Besancenot a repris à son compte des arguments qu'on retrouve de façon caricaturale chez LO, en opposant la « lutte contre le capitalisme » à la « lutte contre le libre-échange ». Trop lutter contre le libre-échange, ce serait dédouaner le système capitaliste, oublier que l'important c'est le rapport capital/travail. Et d'ailleurs, que le capitalisme soit mondialisé ou non, cela ne changerait rien de fondamental. Et les patrons seraient tout autant pour le capitalisme national qui leur irait très bien. Cette façon de raisonner pose de gros problèmes. D'une part, il ne faut pas opposer la lutte contre le capitalisme à la lutte contre le libre-échange. Le libre-échange, c'est la liberté du capital. C'est le cadre institutionnel qui facilite l'exploitation du prolétariat, puisqu'il met en concurrence les travailleur-se-s du monde entier et tire donc les salaires vers le bas. La lutte contre le capitalisme ne consiste pas simplement à lutter dans son entreprise, mais aussi à lutter contre les dispositifs institutionnels de la bourgeoisie qui nous placent dans une situation plus difficile pour lutter. Il n'y a pas à opposer la lutte pour « l'interdiction des licenciements » ou « la réquisition des entreprises » avec la lutte contre les dispositifs de libre-échange : il faut les articuler au lieu de les opposer. En outre, le patronat n'est pas « neutre » entre libre-échange et protectionnisme : il veut que toutes les entraves à la liberté du capital soient levées. Même si des secteurs minoritaires (les perdants de la mondialisation) du patronat plaident pour le protectionnisme, la très grande majorité du patronat veut le TAFTA, le CETA, la liberté de circulation des marchandises, la fin de tout contrôle des investissements étrangers, etc.

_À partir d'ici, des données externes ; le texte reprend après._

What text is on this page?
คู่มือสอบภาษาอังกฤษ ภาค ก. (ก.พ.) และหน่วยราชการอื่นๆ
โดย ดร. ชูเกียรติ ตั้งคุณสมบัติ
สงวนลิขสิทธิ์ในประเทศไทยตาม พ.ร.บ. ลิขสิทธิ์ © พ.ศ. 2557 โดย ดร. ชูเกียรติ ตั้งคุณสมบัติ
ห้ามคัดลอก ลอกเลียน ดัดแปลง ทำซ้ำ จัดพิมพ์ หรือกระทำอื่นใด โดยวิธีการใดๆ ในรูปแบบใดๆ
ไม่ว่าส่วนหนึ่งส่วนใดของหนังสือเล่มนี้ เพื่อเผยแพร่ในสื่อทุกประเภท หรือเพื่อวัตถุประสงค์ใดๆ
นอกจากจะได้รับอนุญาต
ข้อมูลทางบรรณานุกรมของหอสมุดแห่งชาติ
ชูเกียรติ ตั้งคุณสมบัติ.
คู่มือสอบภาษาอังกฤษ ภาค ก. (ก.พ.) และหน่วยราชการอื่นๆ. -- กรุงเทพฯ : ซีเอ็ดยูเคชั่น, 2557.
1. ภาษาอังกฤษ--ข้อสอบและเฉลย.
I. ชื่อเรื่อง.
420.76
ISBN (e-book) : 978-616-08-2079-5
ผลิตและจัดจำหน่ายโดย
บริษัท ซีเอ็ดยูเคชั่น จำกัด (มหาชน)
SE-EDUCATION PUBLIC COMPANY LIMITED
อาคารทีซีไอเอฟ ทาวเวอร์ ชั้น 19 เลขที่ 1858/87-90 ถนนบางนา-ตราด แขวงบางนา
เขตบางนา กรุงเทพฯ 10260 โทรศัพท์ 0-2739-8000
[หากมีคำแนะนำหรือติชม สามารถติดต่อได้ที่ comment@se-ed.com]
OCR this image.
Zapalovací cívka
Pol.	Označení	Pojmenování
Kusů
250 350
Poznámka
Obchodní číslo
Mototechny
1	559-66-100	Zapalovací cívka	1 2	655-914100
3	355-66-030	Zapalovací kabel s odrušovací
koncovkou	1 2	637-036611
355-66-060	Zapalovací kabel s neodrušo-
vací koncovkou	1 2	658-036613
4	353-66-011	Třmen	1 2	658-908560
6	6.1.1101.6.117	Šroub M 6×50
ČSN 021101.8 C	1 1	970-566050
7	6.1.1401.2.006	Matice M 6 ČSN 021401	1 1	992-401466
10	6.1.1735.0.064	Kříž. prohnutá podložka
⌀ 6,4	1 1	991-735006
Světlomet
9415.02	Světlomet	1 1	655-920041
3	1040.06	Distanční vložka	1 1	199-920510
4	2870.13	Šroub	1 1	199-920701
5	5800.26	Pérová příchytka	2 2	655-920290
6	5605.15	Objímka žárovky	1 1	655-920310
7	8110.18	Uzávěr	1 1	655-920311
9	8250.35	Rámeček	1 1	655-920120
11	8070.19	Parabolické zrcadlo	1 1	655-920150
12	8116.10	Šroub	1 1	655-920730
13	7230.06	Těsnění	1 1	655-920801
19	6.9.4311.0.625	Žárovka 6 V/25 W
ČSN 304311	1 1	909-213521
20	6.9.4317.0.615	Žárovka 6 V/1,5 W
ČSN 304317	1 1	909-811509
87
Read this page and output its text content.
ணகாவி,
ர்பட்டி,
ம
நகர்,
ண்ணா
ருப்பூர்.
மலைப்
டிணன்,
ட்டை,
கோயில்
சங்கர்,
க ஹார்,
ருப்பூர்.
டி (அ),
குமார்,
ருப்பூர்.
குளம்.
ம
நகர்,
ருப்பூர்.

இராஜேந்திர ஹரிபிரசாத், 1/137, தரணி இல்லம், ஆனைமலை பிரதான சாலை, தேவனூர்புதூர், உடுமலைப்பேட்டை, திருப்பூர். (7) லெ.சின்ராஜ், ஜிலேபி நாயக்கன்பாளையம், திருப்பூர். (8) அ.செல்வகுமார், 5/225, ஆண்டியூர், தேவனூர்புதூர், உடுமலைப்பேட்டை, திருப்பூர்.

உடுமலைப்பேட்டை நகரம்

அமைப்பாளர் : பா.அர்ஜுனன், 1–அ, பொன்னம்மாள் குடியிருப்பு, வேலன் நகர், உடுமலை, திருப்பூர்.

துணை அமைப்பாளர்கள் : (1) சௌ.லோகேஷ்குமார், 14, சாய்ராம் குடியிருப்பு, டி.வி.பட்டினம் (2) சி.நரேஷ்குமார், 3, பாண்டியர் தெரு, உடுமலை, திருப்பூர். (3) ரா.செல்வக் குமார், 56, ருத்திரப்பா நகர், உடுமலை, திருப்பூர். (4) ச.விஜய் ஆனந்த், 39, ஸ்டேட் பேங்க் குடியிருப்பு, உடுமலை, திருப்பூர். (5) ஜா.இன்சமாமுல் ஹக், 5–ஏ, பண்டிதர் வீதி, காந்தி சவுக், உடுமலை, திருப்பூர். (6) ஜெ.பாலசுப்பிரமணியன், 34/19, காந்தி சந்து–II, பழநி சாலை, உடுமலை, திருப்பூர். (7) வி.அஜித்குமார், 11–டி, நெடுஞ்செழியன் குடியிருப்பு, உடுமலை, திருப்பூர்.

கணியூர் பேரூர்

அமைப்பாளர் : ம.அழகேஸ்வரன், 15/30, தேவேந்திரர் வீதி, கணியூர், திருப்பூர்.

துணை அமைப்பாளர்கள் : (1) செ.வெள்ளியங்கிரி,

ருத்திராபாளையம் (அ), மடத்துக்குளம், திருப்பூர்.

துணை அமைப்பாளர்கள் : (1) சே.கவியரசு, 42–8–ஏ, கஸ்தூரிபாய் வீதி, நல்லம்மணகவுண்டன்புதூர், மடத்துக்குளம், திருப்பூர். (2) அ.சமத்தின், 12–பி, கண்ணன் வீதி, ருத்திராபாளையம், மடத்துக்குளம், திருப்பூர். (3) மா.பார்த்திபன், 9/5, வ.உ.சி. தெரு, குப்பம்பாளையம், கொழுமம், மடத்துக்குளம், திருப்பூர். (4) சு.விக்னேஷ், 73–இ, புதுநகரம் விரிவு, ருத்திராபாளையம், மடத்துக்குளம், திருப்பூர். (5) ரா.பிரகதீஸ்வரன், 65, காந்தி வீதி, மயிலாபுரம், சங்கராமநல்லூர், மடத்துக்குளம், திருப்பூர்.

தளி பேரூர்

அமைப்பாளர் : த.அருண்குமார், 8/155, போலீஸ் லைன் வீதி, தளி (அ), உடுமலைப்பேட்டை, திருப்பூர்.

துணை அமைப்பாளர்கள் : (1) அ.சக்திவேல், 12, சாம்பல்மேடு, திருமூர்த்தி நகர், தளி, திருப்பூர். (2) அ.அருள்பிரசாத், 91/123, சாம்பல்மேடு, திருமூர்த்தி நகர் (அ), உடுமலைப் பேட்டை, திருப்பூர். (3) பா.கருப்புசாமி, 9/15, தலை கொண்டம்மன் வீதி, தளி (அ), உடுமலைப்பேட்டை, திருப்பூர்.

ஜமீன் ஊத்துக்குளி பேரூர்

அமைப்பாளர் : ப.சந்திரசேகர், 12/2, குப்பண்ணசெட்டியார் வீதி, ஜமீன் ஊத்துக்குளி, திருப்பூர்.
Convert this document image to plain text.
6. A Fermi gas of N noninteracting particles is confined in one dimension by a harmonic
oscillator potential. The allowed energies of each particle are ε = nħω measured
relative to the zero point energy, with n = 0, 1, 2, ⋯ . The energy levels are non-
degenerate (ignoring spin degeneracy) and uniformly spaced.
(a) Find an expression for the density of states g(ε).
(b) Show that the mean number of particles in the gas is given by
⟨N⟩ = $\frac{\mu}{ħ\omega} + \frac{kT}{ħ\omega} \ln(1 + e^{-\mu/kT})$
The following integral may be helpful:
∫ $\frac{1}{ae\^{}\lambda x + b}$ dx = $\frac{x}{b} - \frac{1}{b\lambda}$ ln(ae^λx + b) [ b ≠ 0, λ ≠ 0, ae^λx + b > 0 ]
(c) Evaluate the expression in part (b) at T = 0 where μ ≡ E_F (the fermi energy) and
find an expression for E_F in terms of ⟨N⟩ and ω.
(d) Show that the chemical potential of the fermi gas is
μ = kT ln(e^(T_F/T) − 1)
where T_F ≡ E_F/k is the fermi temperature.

Besancenot a aussi repris à son compte les études des économistes bourgeois qui vantent le libre échange et qui expliquent que les délocalisations ne sont responsables que d'une part minoritaire des suppressions d'emplois en France. Mais cela ne consolera pas les travailleur-se-s des secteurs entiers qui sont concernés. Et même si le libre-échange crée « globalement » des emplois (toujours plus « flexibles »), nous devons être contre le libre-échange, car c'est un cadre qui permet la convergence vers le bas de tous les droits sociaux ! Entre parenthèses, et contrairement à ce que nous racontent les économistes antilibéraux, la loi travail XXL permettra de créer des emplois car elle sera bonne pour les profits des capitalistes, et donc bonne pour l'investissement et la croissance. Mais les économistes antilibéraux essaient de nous faire croire que le capitalisme doit bien traiter ses salariés pour se refaire une santé...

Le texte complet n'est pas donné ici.